Hardening (fast, resilient re-runs). The first run resolves each element with the visual model (slower) and remembers where it was. Later runs replay from that memory and skip the expensive full-screen analysis — re-resolving (and re-learning) only the steps whose UI actually moved or changed. So a suite gets faster on the second run and self-heals small UI changes instead of breaking.
Environment variables and secrets
Steps reference variables as ${VAR}. Put non-secret defaults (app URL, test
email) on the scenario; pass secrets (passwords, tokens) at run time — they
are used for substitution and are never stored or written into the recorded
run.
Two-factor authentication (2FA)
If signing in requires a TOTP code, use ${totp:VAR} where VAR holds the
account’s base32 TOTP secret (the same seed your authenticator app uses).

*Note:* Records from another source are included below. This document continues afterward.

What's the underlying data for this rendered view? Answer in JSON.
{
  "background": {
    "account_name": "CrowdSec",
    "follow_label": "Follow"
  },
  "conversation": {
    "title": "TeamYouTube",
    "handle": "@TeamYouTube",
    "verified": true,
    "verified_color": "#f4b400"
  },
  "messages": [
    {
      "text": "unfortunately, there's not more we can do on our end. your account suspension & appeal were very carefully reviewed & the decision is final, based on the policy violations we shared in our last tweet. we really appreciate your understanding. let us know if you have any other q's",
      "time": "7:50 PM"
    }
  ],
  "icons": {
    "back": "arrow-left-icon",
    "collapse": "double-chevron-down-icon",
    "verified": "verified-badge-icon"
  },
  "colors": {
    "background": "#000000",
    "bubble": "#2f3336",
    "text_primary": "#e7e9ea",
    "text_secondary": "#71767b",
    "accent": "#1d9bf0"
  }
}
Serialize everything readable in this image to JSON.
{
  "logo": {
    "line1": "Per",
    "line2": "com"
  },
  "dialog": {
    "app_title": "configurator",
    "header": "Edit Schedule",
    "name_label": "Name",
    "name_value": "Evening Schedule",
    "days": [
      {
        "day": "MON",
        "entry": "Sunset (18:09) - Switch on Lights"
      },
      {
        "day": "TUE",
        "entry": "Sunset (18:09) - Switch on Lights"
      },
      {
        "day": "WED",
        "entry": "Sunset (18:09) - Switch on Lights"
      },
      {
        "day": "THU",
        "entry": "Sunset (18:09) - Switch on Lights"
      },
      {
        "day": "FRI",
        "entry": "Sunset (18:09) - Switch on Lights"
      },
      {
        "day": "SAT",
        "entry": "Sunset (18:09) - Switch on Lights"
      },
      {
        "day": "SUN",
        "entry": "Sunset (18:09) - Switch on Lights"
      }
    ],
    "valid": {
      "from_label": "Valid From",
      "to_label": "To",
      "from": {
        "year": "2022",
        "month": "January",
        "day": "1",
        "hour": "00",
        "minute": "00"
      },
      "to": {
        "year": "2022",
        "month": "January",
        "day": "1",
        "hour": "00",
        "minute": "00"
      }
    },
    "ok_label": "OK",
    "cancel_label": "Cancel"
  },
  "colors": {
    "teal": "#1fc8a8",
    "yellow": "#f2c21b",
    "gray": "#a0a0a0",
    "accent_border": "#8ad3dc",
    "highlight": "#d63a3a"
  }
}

OpenFactory computes the current 6-digit code (RFC 6238) and types it. Provide
the seed as a run-time secret, never in the stored scenario.
Highlighting UI elements
annotate_screenshot draws labeled boxes on a screenshot — useful for a coding
agent to box the element it just built (e.g. “new: Submit button”) for review
or evidence. Coordinates are pixel-space, so a box drawn at an element’s reported
position lands exactly on it.
Ad-hoc recorded runs
If you’d rather drive the VM step by step yourself (instead of a stored
scenario), use start_app_test → record_app_test_step → finish_app_test.
Each run is saved with per-step screenshots and a standalone HTML report.
MCP tools
| Tool | Use |
|---|---|
ensure_tester_vm | Get or create your persistent desktop tester VM |
create_app_scenario | Save a reusable GUI test scenario for an app URL |
list_app_scenarios / get_app_scenario | Browse a scenario and its hardened cache |
run_app_scenario | Run a scenario (pass run-time secrets here) and record the result |
start_app_test / record_app_test_step / finish_app_test | Drive and record an ad-hoc run yourself |
list_app_test_runs / get_app_test_run | Review run history, screenshots, and reports |
annotate_screenshot | Draw labeled highlight boxes on a screenshot |
desktop_screenshot / desktop_click / desktop_type / … | Drive the VM directly |
Example prompts
Create a smoke-login scenario for my app at https://my-app.vercel.app: open it,
sign in with the email/password I'll provide at run time, handle the 2FA code,
and verify the dashboard loads. Then run it.Run the smoke-login scenario again and tell me which steps were served from
cache vs. re-resolved.Open https://staging.example.com in the tester VM, screenshot it, and box the
primary call-to-action button labeled "new CTA".